Hochfinanz im Tief Die Krise der Großbanken

Das Jahr 2001 wird ein bitteres Jahr für die Banken. Weltweit leidet die Branche unter der Börsen- und Konjunkturschwäche. Die deutschen Institute trifft es besonders hart.

Commerzbank

: Vorstandschef Klaus-Peter Müller, 57, sieht sein Haus "in einem Stressszenario aus rezessivem Konjunkturverlauf und Börsenbaisse". Die Folge: ein dreistelliger Millionenverlust im dritten Quartal. Müllers Reaktion: 3400 Commerzbanker müssen gehen, darunter zwei Vorstände. "Erstmals in der Geschichte der Bank werden wir um betriebsbedingte Kündigungen nicht herumkommen", sagt Müller.



Arne Stuhr;mm.de
Deutsche Bank: Auch der Branchenprimus muss sparen. Die Kosten sollen um zehn Prozent gesenkt werden, mindestens 7100 Stellen fallen weg. Das Halbjahresergebnis war noch respektabel und auch das dritte Quartal lag trotz eines Gewinneinbruchs über den Erwartungen der Analysten. Die Hoffnungen hat Vorstandssprecher Rolf-E. Breuer (63) aber bereits gedämpft. Auf die Frage, wie sich das Geschäft im vierten Quartal entwickelen werde, antwortete er: "Schwach."

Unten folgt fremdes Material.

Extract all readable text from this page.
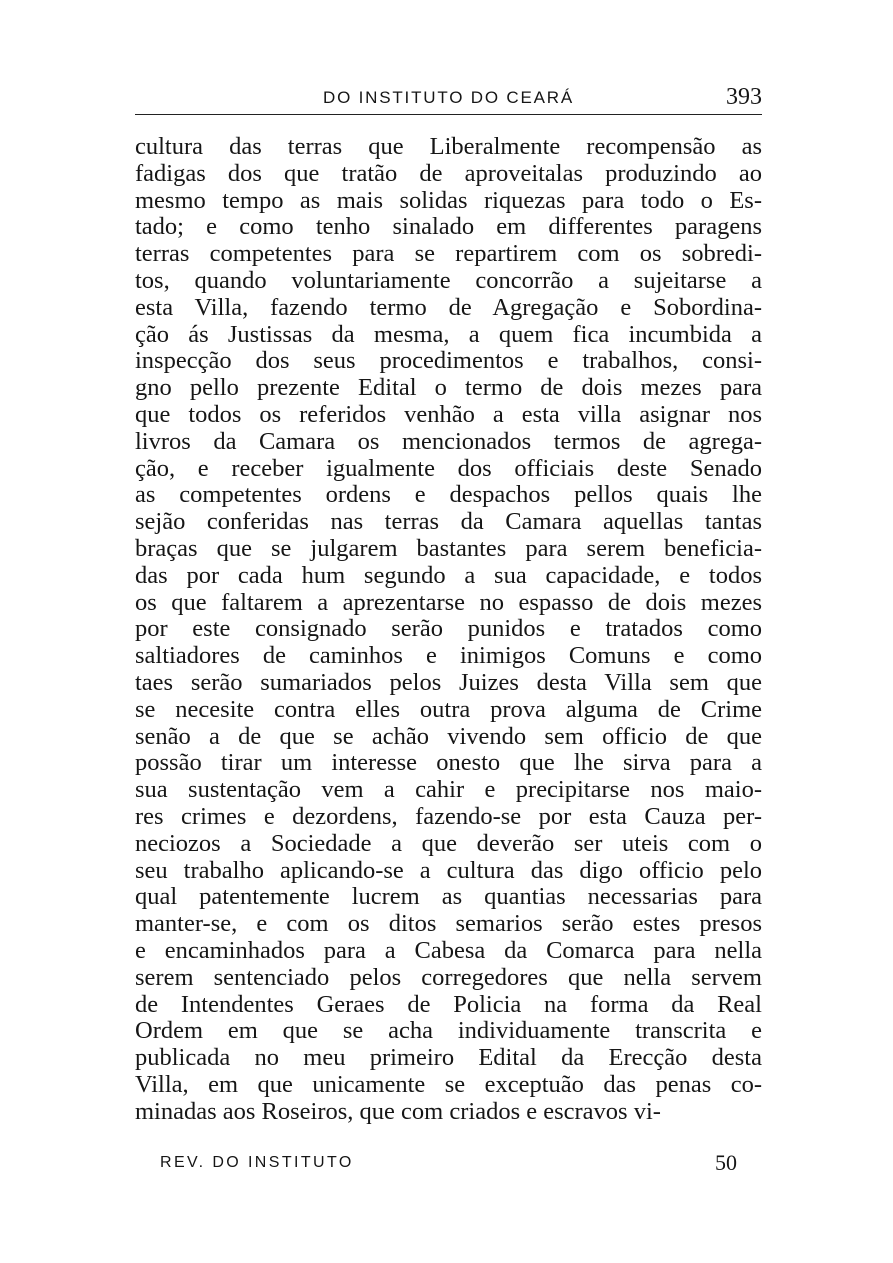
DO INSTITUTO DO CEARÁ	393
cultura das terras que Liberalmente recompensão as
fadigas dos que tratão de aproveitalas produzindo ao
mesmo tempo as mais solidas riquezas para todo o Es-
tado; e como tenho sinalado em differentes paragens
terras competentes para se repartirem com os sobredi-
tos, quando voluntariamente concorrão a sujeitarse a
esta Villa, fazendo termo de Agregação e Sobordina-
ção ás Justissas da mesma, a quem fica incumbida a
inspecção dos seus procedimentos e trabalhos, consi-
gno pello prezente Edital o termo de dois mezes para
que todos os referidos venhão a esta villa asignar nos
livros da Camara os mencionados termos de agrega-
ção, e receber igualmente dos officiais deste Senado
as competentes ordens e despachos pellos quais lhe
sejão conferidas nas terras da Camara aquellas tantas
braças que se julgarem bastantes para serem beneficia-
das por cada hum segundo a sua capacidade, e todos
os que faltarem a aprezentarse no espasso de dois mezes
por este consignado serão punidos e tratados como
saltiadores de caminhos e inimigos Comuns e como
taes serão sumariados pelos Juizes desta Villa sem que
se necesite contra elles outra prova alguma de Crime
senão a de que se achão vivendo sem officio de que
possão tirar um interesse onesto que lhe sirva para a
sua sustentação vem a cahir e precipitarse nos maio-
res crimes e dezordens, fazendo-se por esta Cauza per-
neciozos a Sociedade a que deverão ser uteis com o
seu trabalho aplicando-se a cultura das digo officio pelo
qual patentemente lucrem as quantias necessarias para
manter-se, e com os ditos semarios serão estes presos
e encaminhados para a Cabesa da Comarca para nella
serem sentenciado pelos corregedores que nella servem
de Intendentes Geraes de Policia na forma da Real
Ordem em que se acha individuamente transcrita e
publicada no meu primeiro Edital da Erecção desta
Villa, em que unicamente se exceptuão das penas co-
minadas aos Roseiros, que com criados e escravos vi-
REV. DO INSTITUTO	50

Dresdner Bank: Dass es auch bei der Allianz-Tochter Kündigungen geben könnte, schließt Bankvorsteher Bernd Fahrholz (54) nicht aus. Sein Haus leidet besonders unter der Börsenflaute. Im zweiten Quartal halfen nur Sondererträge über die Nulllinie; das dritte Quartal dürfte kaum die Wende gebracht haben. Nun macht die Allianz Druck - und Fahrholz reagiert: 7800 Stellen werden abgebaut.



HypoVereinsbank: Ergebniseinbruch und Kursverfall - auch HypoVereinsbank-Primus Albrecht Schmidt (63) sieht sich zu tiefen Schnitten gezwungen: Mehr als 10.000 Stellen sollen gestrichen werden.